Dipa Ghedia
About Dipa Ghedia
Dipa Ghedia is a Clinical Trial Manager with extensive experience in managing clinical studies across various therapeutic areas, including Rare Diseases and Infectious Diseases. She has worked at several prominent organizations, including GlaxoSmithKline and Gilead Sciences, and currently holds a position at MeiraGTx.
Work at MeiraGTx
Dipa Ghedia has been serving as a Clinical Trial Manager at MeiraGTx since 2020. In this role, she is responsible for overseeing the planning, execution, and management of clinical trials. Her expertise contributes to the development of innovative therapies in the field of gene therapy. She has focused on ensuring compliance with regulatory requirements and facilitating effective communication among stakeholders involved in clinical research.
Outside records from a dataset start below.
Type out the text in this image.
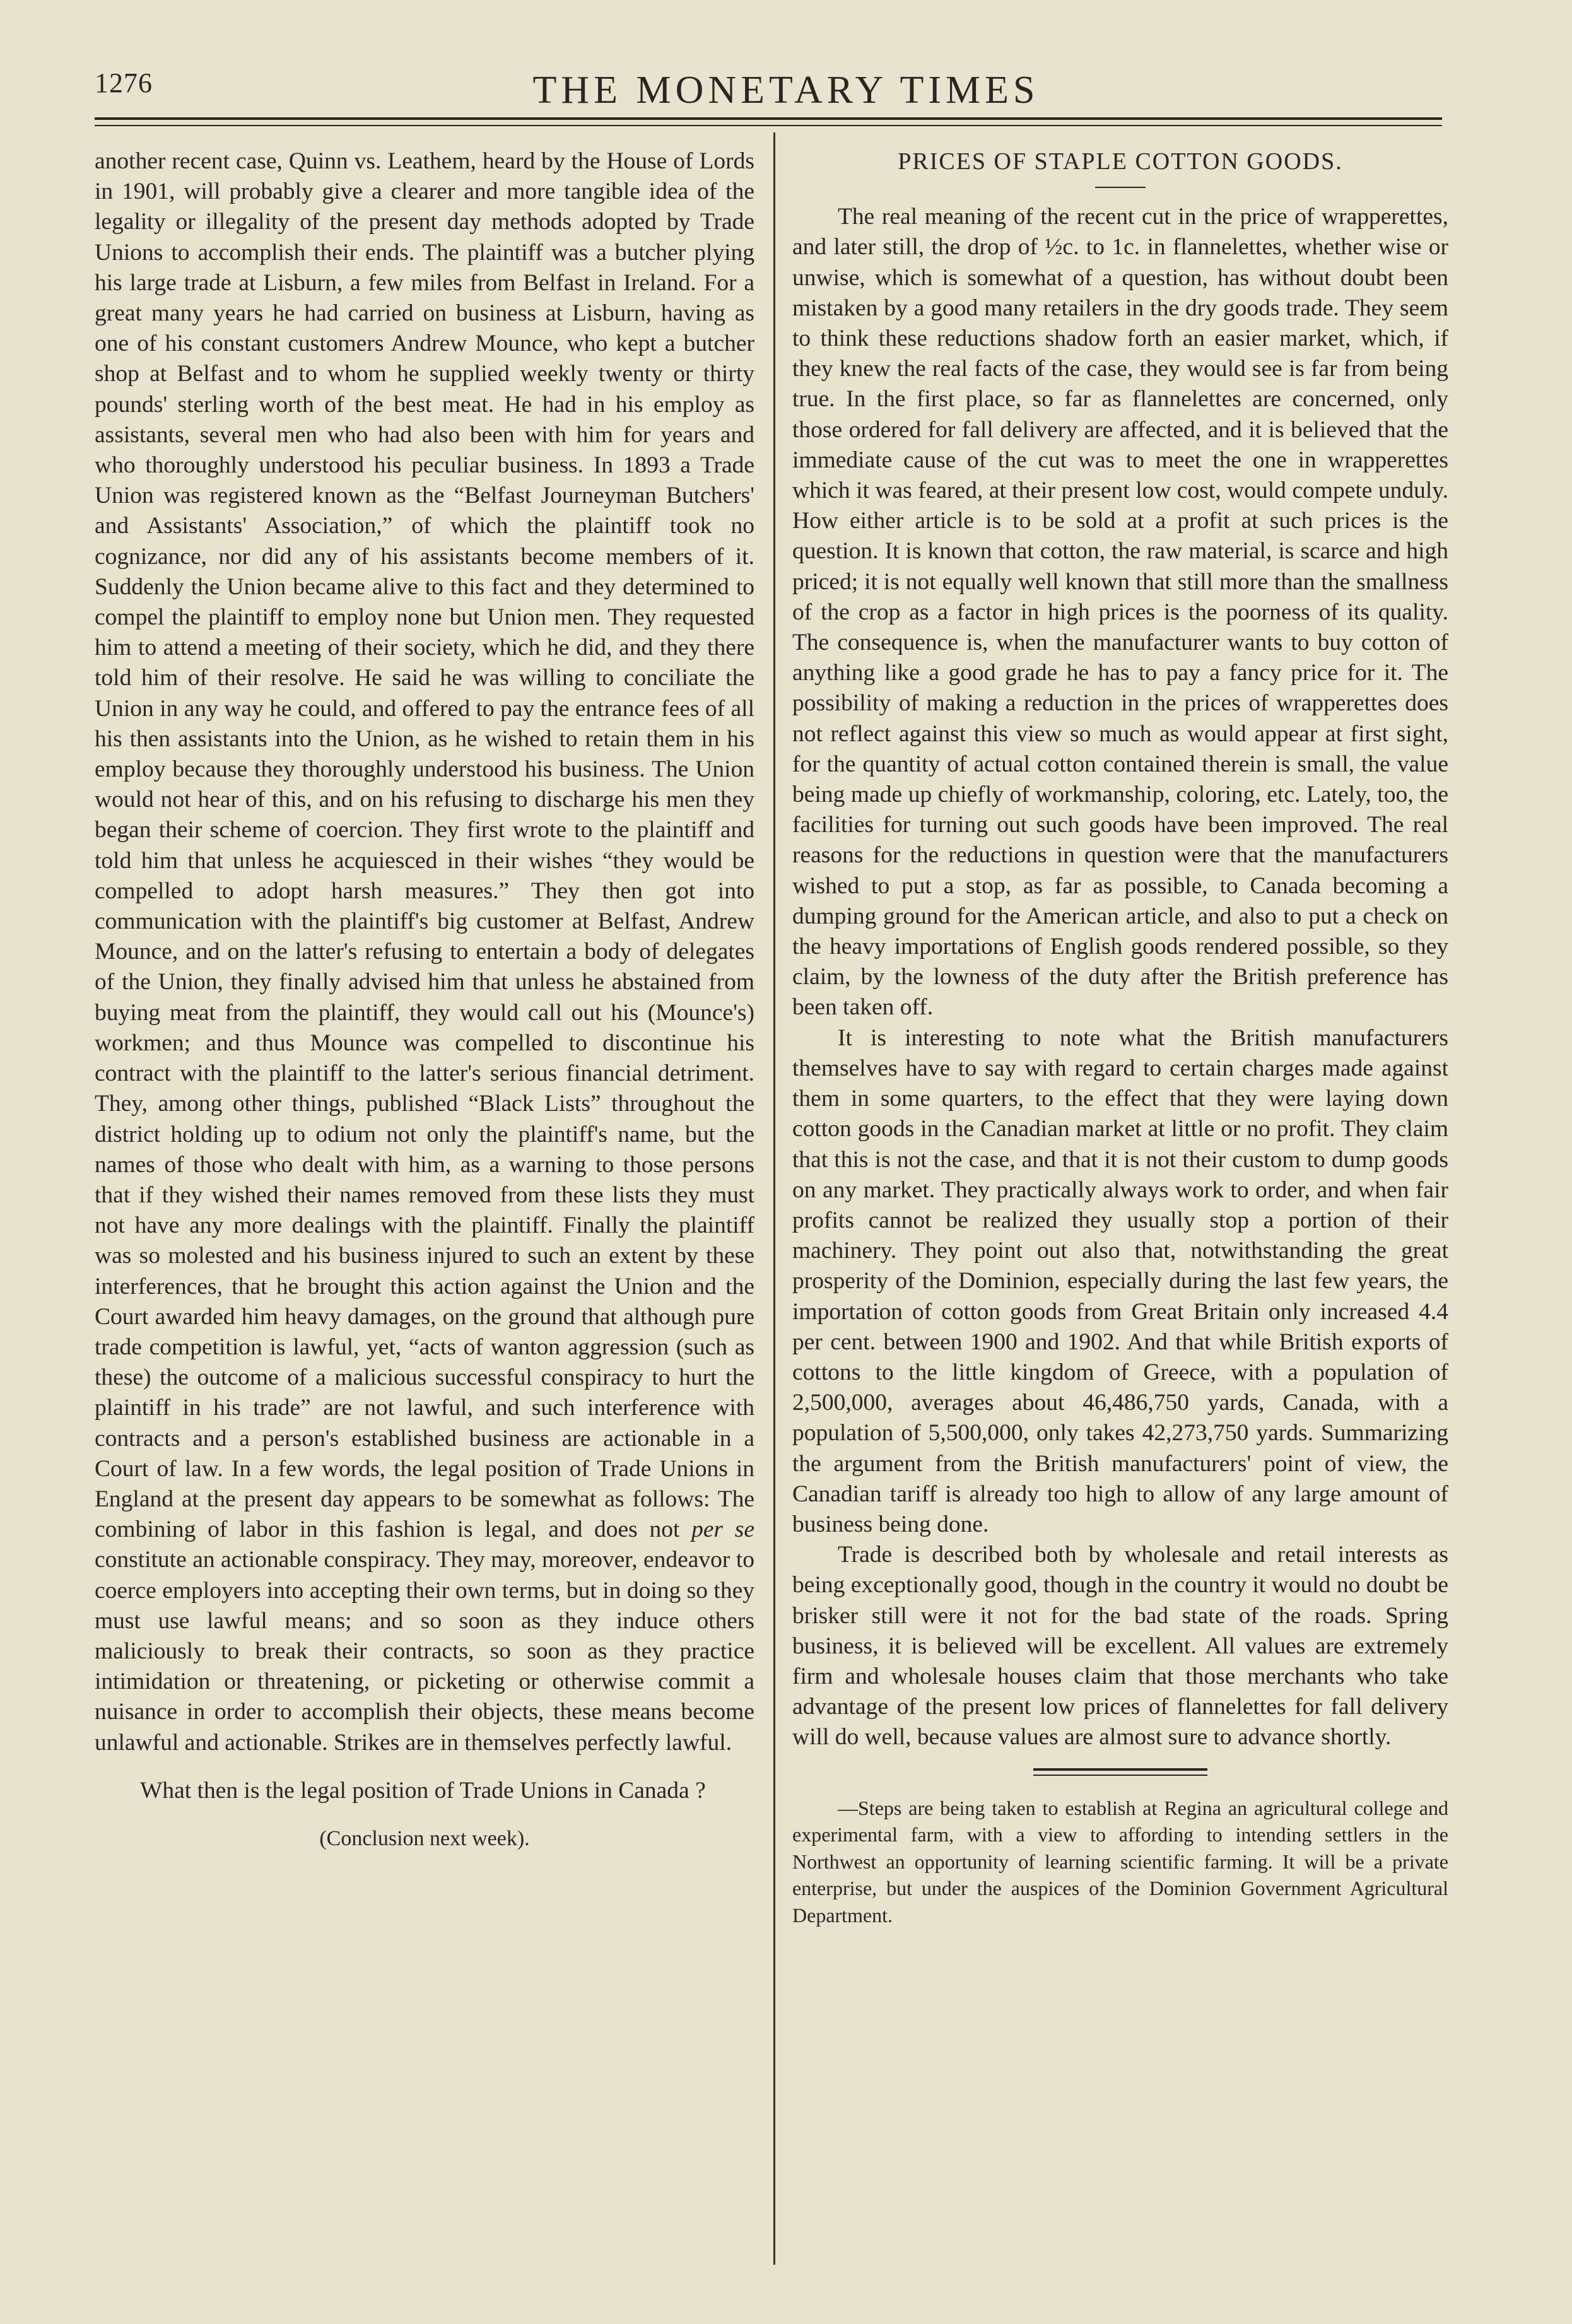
1276	THE MONETARY TIMES

another recent case, Quinn vs. Leathem, heard by the House of Lords in 1901, will probably give a clearer and more tangible idea of the legality or illegality of the present day methods adopted by Trade Unions to accomplish their ends. The plaintiff was a butcher plying his large trade at Lisburn, a few miles from Belfast in Ireland. For a great many years he had carried on business at Lisburn, having as one of his constant customers Andrew Mounce, who kept a butcher shop at Belfast and to whom he supplied weekly twenty or thirty pounds' sterling worth of the best meat. He had in his employ as assistants, several men who had also been with him for years and who thoroughly understood his peculiar business. In 1893 a Trade Union was registered known as the “Belfast Journeyman Butchers' and Assistants' Association,” of which the plaintiff took no cognizance, nor did any of his assistants become members of it. Suddenly the Union became alive to this fact and they determined to compel the plaintiff to employ none but Union men. They requested him to attend a meeting of their society, which he did, and they there told him of their resolve. He said he was willing to conciliate the Union in any way he could, and offered to pay the entrance fees of all his then assistants into the Union, as he wished to retain them in his employ because they thoroughly understood his business. The Union would not hear of this, and on his refusing to discharge his men they began their scheme of coercion. They first wrote to the plaintiff and told him that unless he acquiesced in their wishes “they would be compelled to adopt harsh measures.” They then got into communication with the plaintiff's big customer at Belfast, Andrew Mounce, and on the latter's refusing to entertain a body of delegates of the Union, they finally advised him that unless he abstained from buying meat from the plaintiff, they would call out his (Mounce's) workmen; and thus Mounce was compelled to discontinue his contract with the plaintiff to the latter's serious financial detriment. They, among other things, published “Black Lists” throughout the district holding up to odium not only the plaintiff's name, but the names of those who dealt with him, as a warning to those persons that if they wished their names removed from these lists they must not have any more dealings with the plaintiff. Finally the plaintiff was so molested and his business injured to such an extent by these interferences, that he brought this action against the Union and the Court awarded him heavy damages, on the ground that although pure trade competition is lawful, yet, “acts of wanton aggression (such as these) the outcome of a malicious successful conspiracy to hurt the plaintiff in his trade” are not lawful, and such interference with contracts and a person's established business are actionable in a Court of law. In a few words, the legal position of Trade Unions in England at the present day appears to be somewhat as follows: The combining of labor in this fashion is legal, and does not per se constitute an actionable conspiracy. They may, moreover, endeavor to coerce employers into accepting their own terms, but in doing so they must use lawful means; and so soon as they induce others maliciously to break their contracts, so soon as they practice intimidation or threatening, or picketing or otherwise commit a nuisance in order to accomplish their objects, these means become unlawful and actionable. Strikes are in themselves perfectly lawful.

What then is the legal position of Trade Unions in Canada ?

(Conclusion next week).
PRICES OF STAPLE COTTON GOODS.

The real meaning of the recent cut in the price of wrapperettes, and later still, the drop of ½c. to 1c. in flannelettes, whether wise or unwise, which is somewhat of a question, has without doubt been mistaken by a good many retailers in the dry goods trade. They seem to think these reductions shadow forth an easier market, which, if they knew the real facts of the case, they would see is far from being true. In the first place, so far as flannelettes are concerned, only those ordered for fall delivery are affected, and it is believed that the immediate cause of the cut was to meet the one in wrapperettes which it was feared, at their present low cost, would compete unduly. How either article is to be sold at a profit at such prices is the question. It is known that cotton, the raw material, is scarce and high priced; it is not equally well known that still more than the smallness of the crop as a factor in high prices is the poorness of its quality. The consequence is, when the manufacturer wants to buy cotton of anything like a good grade he has to pay a fancy price for it. The possibility of making a reduction in the prices of wrapperettes does not reflect against this view so much as would appear at first sight, for the quantity of actual cotton contained therein is small, the value being made up chiefly of workmanship, coloring, etc. Lately, too, the facilities for turning out such goods have been improved. The real reasons for the reductions in question were that the manufacturers wished to put a stop, as far as possible, to Canada becoming a dumping ground for the American article, and also to put a check on the heavy importations of English goods rendered possible, so they claim, by the lowness of the duty after the British preference has been taken off.

It is interesting to note what the British manufacturers themselves have to say with regard to certain charges made against them in some quarters, to the effect that they were laying down cotton goods in the Canadian market at little or no profit. They claim that this is not the case, and that it is not their custom to dump goods on any market. They practically always work to order, and when fair profits cannot be realized they usually stop a portion of their machinery. They point out also that, notwithstanding the great prosperity of the Dominion, especially during the last few years, the importation of cotton goods from Great Britain only increased 4.4 per cent. between 1900 and 1902. And that while British exports of cottons to the little kingdom of Greece, with a population of 2,500,000, averages about 46,486,750 yards, Canada, with a population of 5,500,000, only takes 42,273,750 yards. Summarizing the argument from the British manufacturers' point of view, the Canadian tariff is already too high to allow of any large amount of business being done.

Trade is described both by wholesale and retail interests as being exceptionally good, though in the country it would no doubt be brisker still were it not for the bad state of the roads. Spring business, it is believed will be excellent. All values are extremely firm and wholesale houses claim that those merchants who take advantage of the present low prices of flannelettes for fall delivery will do well, because values are almost sure to advance shortly.

—Steps are being taken to establish at Regina an agricultural college and experimental farm, with a view to affording to intending settlers in the Northwest an opportunity of learning scientific farming. It will be a private enterprise, but under the auspices of the Dominion Government Agricultural Department.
Previous Experience in Clinical Trials
Before joining MeiraGTx, Dipa Ghedia held various positions in clinical trial management. She worked at GlaxoSmithKline Pharma GmbH as a Clinical Study Specialist from 2017 to 2019, where she gained valuable experience in clinical study operations. Following this, she was employed at Gilead Sciences as a Clinical Trials Management Associate in London from 2019 to 2020. Additionally, she worked at Royal Free London NHS Foundation Trust as a Clinical Trial Practitioner from 2016 to 2017 and held roles as a Clinical Trial Administrator and Clinical Trial Technician between 2011 and 2016.
Education and Expertise
Dipa Ghedia earned her Bachelor of Science degree in Biomedical Science from Kingston University, completing her studies from 2005 to 2008. Her educational background provides her with a solid foundation in the biological sciences, which is essential for her work in clinical trials. She possesses expertise in managing both observational and interventional clinical studies, with a focus on patient recruitment and engagement.
Therapeutic Areas of Experience
Dipa Ghedia has extensive experience in various therapeutic areas, including Rare Diseases, Infectious Diseases, Inflammation, and Respiratory conditions. Her work spans both sponsor and NHS site levels, allowing her to understand the complexities of clinical trials from multiple perspectives. This breadth of experience enhances her ability to manage diverse clinical studies effectively.